Binocular – Before you can determine what type of binocular you really need, you should understand the following binocular terms.
Exit Pupil: The exit pupil is the small circle of light that appears in the eyepiece. The formula for determining the exit pupil size is the objective lens diameter size in millimeters divided by the magnification. The larger the exit pupil on the binocular, the less critical the position of your head is in relation to the binocular. Also keep in mind, that an older person’s eyes may only dilate to about four millimeters in low light situations while the younger person’s eyes may open up to seven millimeters or more. Therefore, a larger exit pupil size on a binocular will become less of a deciding factor for the older eye.
Eye Relief: The eye relief is the distance that your eye must be from the eyepiece on a binocular to get a full, clear picture. Eye cups provide the eyeglass wearer easy head positioning for the appropriate eye relief.
Field of View (FOV): The FOV is measured in feet at 100 yards. This is the amount of view you see through a binocular from right to left at that distance. FOV is inversely effected by magnification – as magnification increases, the smaller the FOV, and conversely, as the magnification decreases, the greater the FOV. For example, lower power provides a better configuration if you will need to be acquiring targets at a close range with a binocular.
Focus Systems: There are three focus systems for a binocular:
- Center focus is the old standard method of focusing using a finger wheel mounted between the two sides of the binocular.
- Individual focus means that each binocular eyepiece can be focused independently.
- Focus free types use an optical trick to permanently focused the binocular to all distances greater than a minimum distance. These are really useful for viewing fast moving sports action because you avoid the need to keep re-focusing as the action moves at varying distances.
Lens Coating: See anti-reflective coating.
Magnification: The magnification is actually a relationship of two independent optical systems– the objective lens and the ocular (eyepiece) on a binocular. It is calculated by dividing the focal length of the objective lens by the focal length of the eyepiece. Magnification, in simple terms, is how many times larger an object will appear than with your naked eye. A binocular comes in variable or adjustable powers that offers a range of magnifications. This information is identified by a range of numbers that are separated by a hyphen on the binocular. Beware of the notion that “the more magnification – the better.” In reality, the more magnification you have, the less light that gets to your eyepiece thus reducing the image brightness, contrast, and clarity, while also reducing the binoculars’ field of view.

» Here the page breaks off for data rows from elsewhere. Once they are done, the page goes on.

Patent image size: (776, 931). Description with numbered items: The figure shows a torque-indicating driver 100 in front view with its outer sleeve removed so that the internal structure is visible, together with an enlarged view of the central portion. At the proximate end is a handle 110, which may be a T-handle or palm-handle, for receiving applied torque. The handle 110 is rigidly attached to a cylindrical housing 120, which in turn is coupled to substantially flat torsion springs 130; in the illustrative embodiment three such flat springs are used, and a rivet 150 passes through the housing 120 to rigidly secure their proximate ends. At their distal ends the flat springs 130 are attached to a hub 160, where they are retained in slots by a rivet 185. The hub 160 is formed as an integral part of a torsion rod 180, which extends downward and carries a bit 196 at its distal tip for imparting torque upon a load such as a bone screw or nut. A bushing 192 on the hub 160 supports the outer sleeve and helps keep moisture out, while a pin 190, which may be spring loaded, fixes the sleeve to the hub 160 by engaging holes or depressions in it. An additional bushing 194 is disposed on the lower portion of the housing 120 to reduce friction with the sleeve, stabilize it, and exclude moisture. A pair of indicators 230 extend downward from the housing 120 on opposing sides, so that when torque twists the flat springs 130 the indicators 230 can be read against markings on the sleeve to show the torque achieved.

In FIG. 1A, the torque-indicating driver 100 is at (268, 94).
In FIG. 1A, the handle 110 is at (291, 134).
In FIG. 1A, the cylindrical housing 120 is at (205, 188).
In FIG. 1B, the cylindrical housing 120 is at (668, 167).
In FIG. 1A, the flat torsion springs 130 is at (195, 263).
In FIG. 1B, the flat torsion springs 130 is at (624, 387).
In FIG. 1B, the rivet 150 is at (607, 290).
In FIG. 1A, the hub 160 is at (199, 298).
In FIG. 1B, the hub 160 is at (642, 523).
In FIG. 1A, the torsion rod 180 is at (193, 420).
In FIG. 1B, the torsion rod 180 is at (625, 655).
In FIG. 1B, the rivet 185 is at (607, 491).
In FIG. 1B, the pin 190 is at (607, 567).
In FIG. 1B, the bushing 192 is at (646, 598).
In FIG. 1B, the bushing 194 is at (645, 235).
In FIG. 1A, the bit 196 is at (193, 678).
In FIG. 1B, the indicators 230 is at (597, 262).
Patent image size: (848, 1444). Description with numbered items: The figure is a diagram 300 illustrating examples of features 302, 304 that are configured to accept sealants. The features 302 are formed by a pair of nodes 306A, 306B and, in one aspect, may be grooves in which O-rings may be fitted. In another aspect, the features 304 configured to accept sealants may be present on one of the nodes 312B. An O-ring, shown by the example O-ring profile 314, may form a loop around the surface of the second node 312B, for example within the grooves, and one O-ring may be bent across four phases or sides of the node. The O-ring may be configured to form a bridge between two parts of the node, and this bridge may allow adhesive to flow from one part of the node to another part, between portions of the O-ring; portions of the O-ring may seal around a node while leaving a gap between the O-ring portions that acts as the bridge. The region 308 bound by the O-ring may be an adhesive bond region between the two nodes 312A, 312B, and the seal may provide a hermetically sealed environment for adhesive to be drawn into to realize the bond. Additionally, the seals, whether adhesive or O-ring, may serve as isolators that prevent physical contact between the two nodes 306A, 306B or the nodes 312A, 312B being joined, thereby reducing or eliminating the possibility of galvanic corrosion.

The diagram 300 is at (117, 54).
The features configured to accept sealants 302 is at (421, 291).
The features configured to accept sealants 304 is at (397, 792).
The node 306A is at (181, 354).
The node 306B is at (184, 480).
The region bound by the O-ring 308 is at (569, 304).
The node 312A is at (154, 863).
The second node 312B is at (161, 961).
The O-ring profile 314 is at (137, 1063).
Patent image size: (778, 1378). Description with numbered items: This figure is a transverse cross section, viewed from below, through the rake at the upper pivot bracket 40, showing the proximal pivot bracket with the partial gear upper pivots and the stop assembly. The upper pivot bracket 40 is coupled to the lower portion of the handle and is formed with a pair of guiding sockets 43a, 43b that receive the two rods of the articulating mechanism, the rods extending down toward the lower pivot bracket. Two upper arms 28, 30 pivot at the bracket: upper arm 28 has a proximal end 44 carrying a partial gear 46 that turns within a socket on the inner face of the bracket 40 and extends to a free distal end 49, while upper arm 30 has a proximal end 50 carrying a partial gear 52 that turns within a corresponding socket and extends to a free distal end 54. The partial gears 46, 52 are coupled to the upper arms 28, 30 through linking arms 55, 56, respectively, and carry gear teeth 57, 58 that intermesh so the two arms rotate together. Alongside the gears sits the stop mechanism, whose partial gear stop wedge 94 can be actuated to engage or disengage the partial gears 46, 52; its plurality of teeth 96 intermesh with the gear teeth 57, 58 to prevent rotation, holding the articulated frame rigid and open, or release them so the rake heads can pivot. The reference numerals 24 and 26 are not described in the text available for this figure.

Objective Lens: The binocular objective lens diameter size is measured in millimeters (mm). The larger the objective lens, the brighter the image and the higher the contrast and clarity. However, the negative side to a larger objective lens is that the bigger glass elements are heavier in weight.
Twilight Factor: The twilight factor is calculated by taking the square root of the product of the magnification and the aperture. The higher the twilight factor, the better the resolution of the binocular when observing under dim light conditions. This partially explains why some spotting scopes of identical exit pupil size will have differences in observed image sharpness and detail in twilight.
It is also helpful to be able to decode the words and letters used by manufacturers to describe their binocular models designations. For example, “10 x 40 B/GA” means the is 10 power, 40mm objective lens, long eye relief, and an armored binocular. Here’s what the code letters mean:
A or GA: rubber armored.
B: either a porro prism with a Bausch & Lomb-style one-piece body (American or Japanese usage), or a binocular with long eye relief for eyeglass use (German usage, from the German word “briller,” meaning “eyeglass”).
C: compact roof prism.
CF: center focus (not “close focus” as many people think).
D: roof prism (abbreviation of “dach,” the German word for “roof”).
H: H-body roof prism.
IF: individual focusing eyepieces.
P: phase-corrected prism coatings.
W: WA, or WW: wide angle.
Z: porro prism with Zeiss-style two-piece Z-body.